🤖 AI Summary
Existing methods for 3D scene graph generation are hindered by scarce annotated data and susceptibility to object priors, making it challenging to design effective self-supervised pretraining tasks. This work proposes a topological layout learning framework that, for the first time, formulates predicate-aware topological layout reconstruction as a self-supervised objective. By modeling spatial priors conditioned on anchor points and leveraging graph neural networks for topological-geometric reasoning, the approach recovers the global structure of subgraphs. To preserve semantic fidelity, the method incorporates structure-aware multi-view augmentation and enhances relational representations through self-distillation. Evaluated on the 3DSSG dataset, the proposed framework significantly outperforms current state-of-the-art baselines, demonstrating its effectiveness and robustness.
📝 Abstract
3D Scene Graph (3DSG) generation plays a pivotal role in spatial understanding and semantic-affordance perception.

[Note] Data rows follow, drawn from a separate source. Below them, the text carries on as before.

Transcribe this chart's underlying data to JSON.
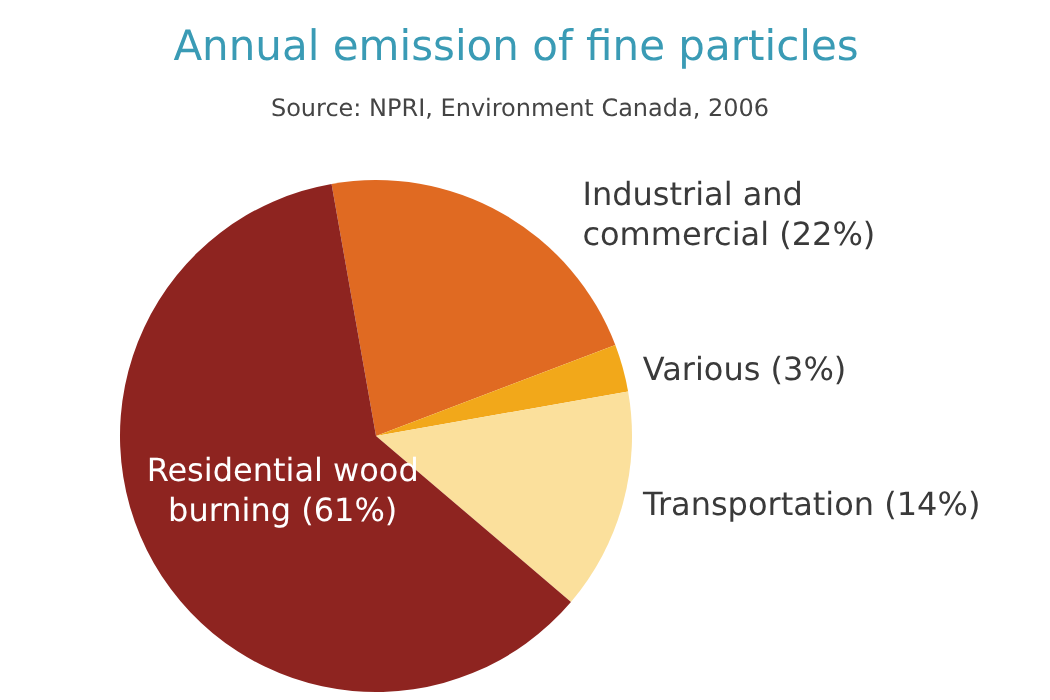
{
  "chart_data": {
    "type": "pie",
    "title": "Annual emission of fine particles",
    "subtitle": "Source: NPRI, Environment Canada, 2006",
    "categories": [
      "Industrial and commercial",
      "Various",
      "Transportation",
      "Residential wood burning"
    ],
    "values": [
      22,
      3,
      14,
      61
    ],
    "value_labels": [
      "(22%)",
      "(3%)",
      "(14%)",
      "(61%)"
    ],
    "colors": [
      "#e06a22",
      "#f2a81a",
      "#fbe09c",
      "#8e2420"
    ]
  }
}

However, its generalizability is often constrained by data scarcity. Current solutions primarily focus on cross-modal assisted representation learning and object-centric generation pre-training. The former relies heavily on predicate annotations, while the latter's predicate learning may be bypassed due to strong object priors. Consequently, they could not often provide a label-free and robust self-supervised proxy task for 3DSG fine-tuning. To bridge this gap, we propose a Topological Layout Learning (ToLL) for 3DSG pretraining framework. In detail, we design an Anchor-Conditioned Topological Geometry Reasoning, with a GNN to recover the global layout of zero-centered subgraphs by the spatial priors from sparse anchors. This process is strictly modulated by predicate features, thereby enforcing the predicate relation learning. Furthermore, we construct a Structural Multi-view Augmentation to avoid semantic corruption, and enhancing representations via self-distillation. The extensive experiments on 3DSSG dataset demonstrate that our ToLL could improve representation quality, outperforming state-of-the-art baselines.